There was a problem. I was starting to break. I was allowing worldly things enter my day-to-day life. I was not careful with who I allowed in my life.
Second, I felt alone. I had my family and a childhood friend with me during quarantine, but the feeling remained there. As the pandemic progressed, our church was working hard on keeping the church spiritually active. The Holy Spirit started working on me. Little by little, I began to change my perspective on life. I started having deep and meaningful moments with the Lord. I started caring less about what other people thought about me. I was deliberately working on having a Christ-centered life.
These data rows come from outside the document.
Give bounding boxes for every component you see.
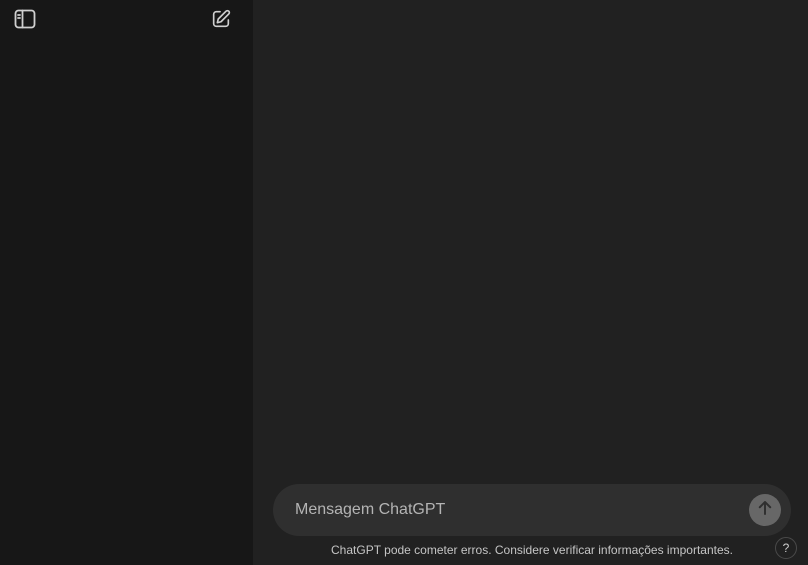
sidebar xyxy=(0,0,253,565)
sidebar-toggle-icon xyxy=(13,7,37,31)
send-button[interactable] xyxy=(749,494,781,526)
new-chat-button[interactable] xyxy=(205,3,237,35)
sidebar-toggle-button[interactable] xyxy=(9,3,41,35)
message-composer xyxy=(273,484,791,536)
chat-main-area: ChatGPT pode cometer erros. Considere ve… xyxy=(253,0,808,565)
app-window: ChatGPT pode cometer erros. Considere ve… xyxy=(0,0,808,565)
message-input[interactable] xyxy=(295,484,735,536)
help-button[interactable]: ? xyxy=(775,537,797,559)
arrow-up-icon xyxy=(756,499,774,522)
disclaimer-text: ChatGPT pode cometer erros. Considere ve… xyxy=(331,543,733,557)
edit-pencil-icon xyxy=(210,8,232,30)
Quarantine came to an end, and I started my sophomore year of college. God began to test my devotion to him. At the beginning of every semester, we have auditions for the shows being produced. My mistake was not entirely reading the plays before I auditioned and accepted my roles. For one of the shows, I realized after the first read-through that my character cursed four times. I asked my director if I could substitute the curse words for the PG version, and she said yes. Two weeks before the show opening, I was told I needed to use the curse words because of copyright reasons. I did not know what to do. I had two options—curse and knowingly dishonor God’s wishes or give up my part. After a very long and frustrating afternoon talking to three very important people in my life, I knew that sticking to my principles was more important to me. I told the director my decision, but she didn’t think quitting was an option, and she said she would try to find a way to accomplish both my comfort and not change the playwright’s voice.
This situation opened a whole new can of worms. Could I pursue an acting career and a stronger and loyal relationship with God at the same time?
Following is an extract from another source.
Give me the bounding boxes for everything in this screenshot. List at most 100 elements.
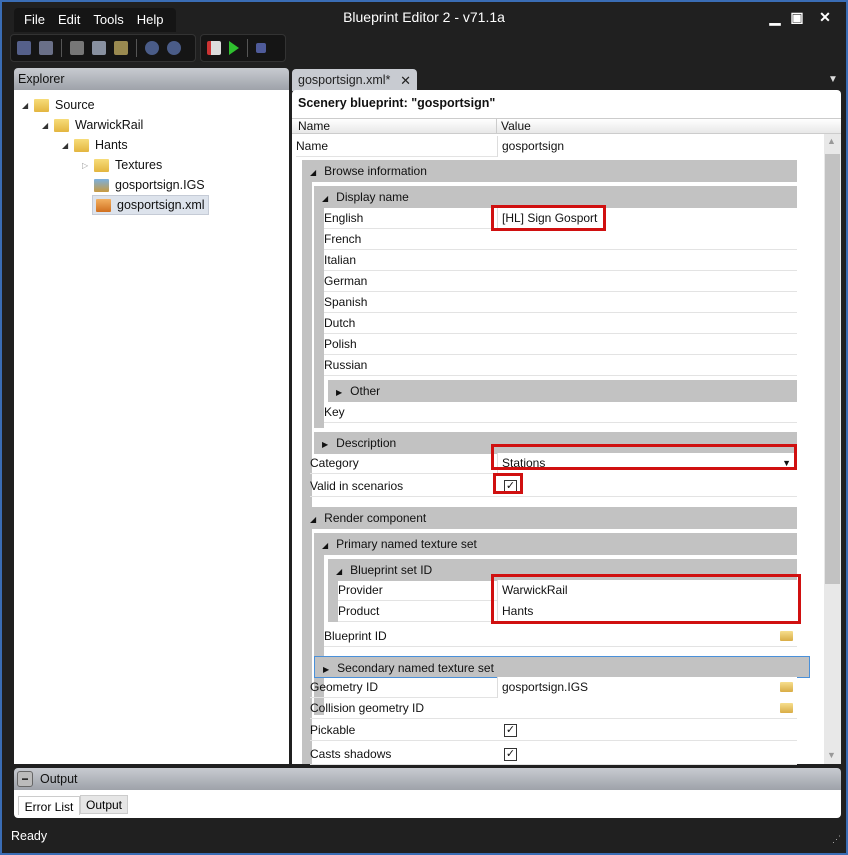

As my sophomore year continued, I started losing faith in my future. I started pushing God away. I could not believe how God allowed me to choose a path with a dead end. I have never felt that frustrated.
Spring semester brought punch after punch. People in my theatre world started having negative things to say about my beliefs. The relationship I was in was draining me. I was more worried about making him happy and doing my best in blindly aligning all our Christian beliefs. Some of my friendships were bringing me down more than encouraging me to be better. I started doubting my every move. I had two big deaths in my family in March. I could not help but feel disconsolate. I stopped going to my Bible study. I stopped having my intimate moments with God. I was the weakest I had ever been. I felt broken. I was carrying all my burdens. I did not know what to do because I felt so ashamed. I was afraid to go to God, so I started counseling.
Talking to my counselor was helpful. I did not feel judged, but I still did not feel like I was solving my problems.
I made tough decisions at the end of spring 2021. I decided to let go of everything that was bringing me down and give it to God. I was so caught up in the pleasures of this world that I forgot that God created me with a purpose. He wants to use me to further his kingdom. I may not know exactly how he will use me, but I know that I need to be ready for it.
I am still in my sanctification process. I may fail again, but I know that God will forgive me if I repent with a pure and honest intention.
I am currently working on my internship, serving in any way I can. I am working on getting my bachelor’s degree in theatre with an acting emphasis and a certificate in Spanish for the professions. My goal is to utilize the talents God has given me to share other people’s stories in a way that will honor God’s name.
I am a 21-year-old “catracha” striving to be a little bit more like Jesus every day.